Les deux députés représentant la paroisse de La Martyre lors de la rédaction du cahier de doléances de la sénéchaussée de Lesneven le 1er avril 1789 étaient Goulven Le Velly et Christophe Le Moing[26].

La trève de La Martyre fut supprimée le 11 septembre 1791 et son territoire partagé entre Ploudiry et Tréflévénez. L'église fut fermée et son mobilier en partie enlevé, y compris les orgues, au profit de l'église de Ploudiry, en dépit des protestations des paroissiens. Le reste du mobilier, devenu bien national, fut vendu. Le curé de La Martyre à cette époque, Ouroal, prêta serment de fidélité à la Constitution civile du clergé et devint curé constitutionnel de Plouvorn]. J. M Bézard, son vicaire, refusa de prêter serment, devenant prêtre réfractaire, se cacha à Plourin-Ploudalmézeau ; il revint faire des baptêmes en 1795, signant « curé de La Martyre »[27].

Dès 1801, La Martyre fut à nouveau pourvue d'un prêtre, mais n'en eut pas à nouveau entre 1809 et 1813, ainsi qu'entre 1819 et 1822. La partie non vendue du mobilier de l'église fut restituée par l'arrêté du 7 thermidor an XI et une autre partie fut rachetée par L'Estang du Rusquec, un noble habitant Tréflévénez, qui fut trésorier de la fabrique de La Martyre entre 1834 et 1852. L'église, qui était en mauvais état, fut restaurée en 1828-1829[28].

Le XIXe siècle[modifier | modifier le code]

La foire de La Martyre[modifier | modifier le code]

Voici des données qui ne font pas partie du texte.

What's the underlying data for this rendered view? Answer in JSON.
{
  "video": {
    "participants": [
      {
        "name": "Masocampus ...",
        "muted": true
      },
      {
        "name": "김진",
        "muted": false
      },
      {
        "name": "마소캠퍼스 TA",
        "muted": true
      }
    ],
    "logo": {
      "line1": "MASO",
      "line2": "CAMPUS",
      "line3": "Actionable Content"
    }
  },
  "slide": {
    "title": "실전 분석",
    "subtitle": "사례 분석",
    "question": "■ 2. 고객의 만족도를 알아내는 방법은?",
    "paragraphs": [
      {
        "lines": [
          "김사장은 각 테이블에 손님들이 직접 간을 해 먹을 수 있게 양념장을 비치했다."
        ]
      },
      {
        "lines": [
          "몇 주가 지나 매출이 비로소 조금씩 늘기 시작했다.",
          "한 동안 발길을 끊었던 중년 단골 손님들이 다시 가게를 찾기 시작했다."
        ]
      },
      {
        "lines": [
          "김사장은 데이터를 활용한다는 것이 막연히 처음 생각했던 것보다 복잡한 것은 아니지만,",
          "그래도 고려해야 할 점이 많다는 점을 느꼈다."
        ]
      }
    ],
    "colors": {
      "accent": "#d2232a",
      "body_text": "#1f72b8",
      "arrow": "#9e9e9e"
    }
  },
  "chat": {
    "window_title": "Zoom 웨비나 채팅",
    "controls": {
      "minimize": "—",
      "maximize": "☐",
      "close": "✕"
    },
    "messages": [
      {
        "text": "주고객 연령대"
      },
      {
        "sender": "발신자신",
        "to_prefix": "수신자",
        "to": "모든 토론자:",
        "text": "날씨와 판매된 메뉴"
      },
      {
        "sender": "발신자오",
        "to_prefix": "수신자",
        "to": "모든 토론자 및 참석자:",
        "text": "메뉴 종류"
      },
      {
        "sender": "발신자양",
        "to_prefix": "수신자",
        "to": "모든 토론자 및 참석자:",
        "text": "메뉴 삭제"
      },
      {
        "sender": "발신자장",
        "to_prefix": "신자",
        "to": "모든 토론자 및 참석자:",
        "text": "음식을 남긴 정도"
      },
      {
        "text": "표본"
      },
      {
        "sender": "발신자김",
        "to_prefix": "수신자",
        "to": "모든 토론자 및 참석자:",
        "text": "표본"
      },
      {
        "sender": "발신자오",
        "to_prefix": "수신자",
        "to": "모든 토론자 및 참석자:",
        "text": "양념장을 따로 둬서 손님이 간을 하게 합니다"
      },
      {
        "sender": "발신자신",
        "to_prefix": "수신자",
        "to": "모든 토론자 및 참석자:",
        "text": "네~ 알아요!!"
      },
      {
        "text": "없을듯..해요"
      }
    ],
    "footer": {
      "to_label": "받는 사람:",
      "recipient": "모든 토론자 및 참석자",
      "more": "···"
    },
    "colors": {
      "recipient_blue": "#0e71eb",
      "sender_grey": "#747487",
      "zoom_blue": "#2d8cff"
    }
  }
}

Au XIXe siècle, la foire de La Martyre était encore la plus importante de tout l'Ouest de la France et, à partir du 14 juillet 1843, jour de l'inauguration du premier hippodrome du département du Finistère, des courses célèbres de chevaux y furent organisées[29]. Un texte de 1852 évoque l'importance de la foire de La Martyre : « La plus belle foire du département, et l'une des plus belles de France, la foire de La Martyre, se tient le second lundi de juillet (...). Ce qui lui vaut la réputation méritée dont elle jouit, c'est la grande quantité et la qualité des chevaux de trait léger qu'on y rencontre. Elle présente des chevaux de toute espèce, conduits de tout le département, mais en général peu de chevaux de selle. (...) Autrefois, on y exposait 7 à 8 000 chevaux ; aujourd'hui, ce chiffre, singulièrement réduit, ne s'élève plus qu'à 4 ou 5 000, mais cette réduction ne saurait être attribuée à une décadence ; elle est due aux achats journaliers que les marchands étrangers font dans les différentes communes (...). »[30].

Pol Potier de Courcy écrit en 1843 dans le journal L'Océan que « le cachet propre et distinctif de cette foire (...), c'est d'avoir été le rendez-vous de toute la noblesse du pays, attirée là par ses plaisirs, ses affaires et parfois la politique ». Par exemple le marquis de Tinténiac, alors propriétaire du château de Brézal y venait en grand équipage : « Dès le matin, un fourgon, attelé de quatre magnifiques chevaux, transportait le service de bouche de Brézal à La Martyre. Des tables étaient dressées sous des tentes, dans un petit bois attenant au cimetière, et tous les gentilshommes, réunis par l'attrait de cette joyeuse fête, venaient y prendre place »[31].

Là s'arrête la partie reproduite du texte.